I had lunch with clients the other day, and they shared with me how therapeutic they experienced decluttering their home. Yet my first reaction, when confronted with my dad’s dining room set, was the opposite of therapeutic – it was an emotional one. Just the thought of having to get rid of it made me feel like I was losing my dad all over again. It also made me question the many things in my home that take up space. Would my children want it? Will they use it? Of course not! Some things just aren’t relevant in today’s world anymore. It’s out of fashion and dated – just like my dad’s dining room set.

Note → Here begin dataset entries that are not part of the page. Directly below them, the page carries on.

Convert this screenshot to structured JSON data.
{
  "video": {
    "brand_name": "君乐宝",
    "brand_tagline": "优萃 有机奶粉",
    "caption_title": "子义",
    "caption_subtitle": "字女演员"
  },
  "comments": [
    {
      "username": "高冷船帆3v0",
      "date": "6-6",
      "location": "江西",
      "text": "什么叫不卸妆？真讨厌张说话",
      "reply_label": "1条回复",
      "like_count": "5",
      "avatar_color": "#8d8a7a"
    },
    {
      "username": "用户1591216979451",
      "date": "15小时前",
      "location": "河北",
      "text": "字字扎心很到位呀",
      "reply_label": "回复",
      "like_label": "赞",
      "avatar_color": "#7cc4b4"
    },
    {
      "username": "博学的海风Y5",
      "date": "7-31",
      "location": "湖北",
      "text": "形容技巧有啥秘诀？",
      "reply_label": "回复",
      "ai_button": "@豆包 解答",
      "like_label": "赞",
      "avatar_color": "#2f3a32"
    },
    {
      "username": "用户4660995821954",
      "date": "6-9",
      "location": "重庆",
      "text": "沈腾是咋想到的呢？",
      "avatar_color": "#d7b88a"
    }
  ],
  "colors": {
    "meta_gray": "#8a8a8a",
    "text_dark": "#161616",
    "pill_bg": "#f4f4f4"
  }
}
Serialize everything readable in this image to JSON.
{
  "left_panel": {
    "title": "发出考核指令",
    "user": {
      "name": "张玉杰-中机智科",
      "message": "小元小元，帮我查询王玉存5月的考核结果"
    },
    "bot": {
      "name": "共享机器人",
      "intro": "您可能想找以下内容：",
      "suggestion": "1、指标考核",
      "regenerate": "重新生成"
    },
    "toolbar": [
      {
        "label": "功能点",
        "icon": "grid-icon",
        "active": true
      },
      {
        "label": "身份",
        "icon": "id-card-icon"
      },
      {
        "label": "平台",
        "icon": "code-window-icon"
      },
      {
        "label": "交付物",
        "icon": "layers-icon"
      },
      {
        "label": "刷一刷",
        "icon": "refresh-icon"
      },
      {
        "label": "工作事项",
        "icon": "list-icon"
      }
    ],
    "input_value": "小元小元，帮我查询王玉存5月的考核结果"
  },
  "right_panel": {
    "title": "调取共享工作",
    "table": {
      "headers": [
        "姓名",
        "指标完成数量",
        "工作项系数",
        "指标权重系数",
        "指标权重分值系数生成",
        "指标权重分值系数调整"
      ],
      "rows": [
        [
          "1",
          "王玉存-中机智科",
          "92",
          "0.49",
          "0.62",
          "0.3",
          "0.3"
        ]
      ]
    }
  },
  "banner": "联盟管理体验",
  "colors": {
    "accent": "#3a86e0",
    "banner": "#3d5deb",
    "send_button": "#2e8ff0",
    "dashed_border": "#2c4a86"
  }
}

We have to start reassessing why we keep things that we don’t use and that our children may never want – and find different ways to pass our legacies along. I have decided to pass my dad’s dining room set on to a family who could use and cherish it. This would give me joy. A far more precious gift to my children is sharing happy moments and accumulating treasured memories with them. One way in which I am keeping my legacy going is by teaching them all our family recipes that have been passed to me down generations.

Sometimes giving brings more joy than keeping. Think of items in your home that you are holding on to which may be worth more to someone else. Someone who may actually need, use and cherish it. Donating unused items to charities will make you feel happy, and chances are that the things you have loved all your life but don’t need anymore will be loved and used by someone else.

There are so many benefits to decluttering your living space. Apart from creating more space to live in, going through all the things you have collected revives old memories. And sharing these recollections with your children and grandchildren will be memories they will cherish forever.

Comments (2)

  • What exceptionally wise words – this is a position that I am sure we all find ourselves in. After all woman are normally the “gatherers”, men the “hunters”, to quote from Men are from Mars, Woman are from Venus.
    We have recently made the big move to our “retirement home” and have tried to declutter as much as possible BUT am afraid to say there is so much more that can find another forever home!!
    Your article was most enjoyable – Thank You Kim.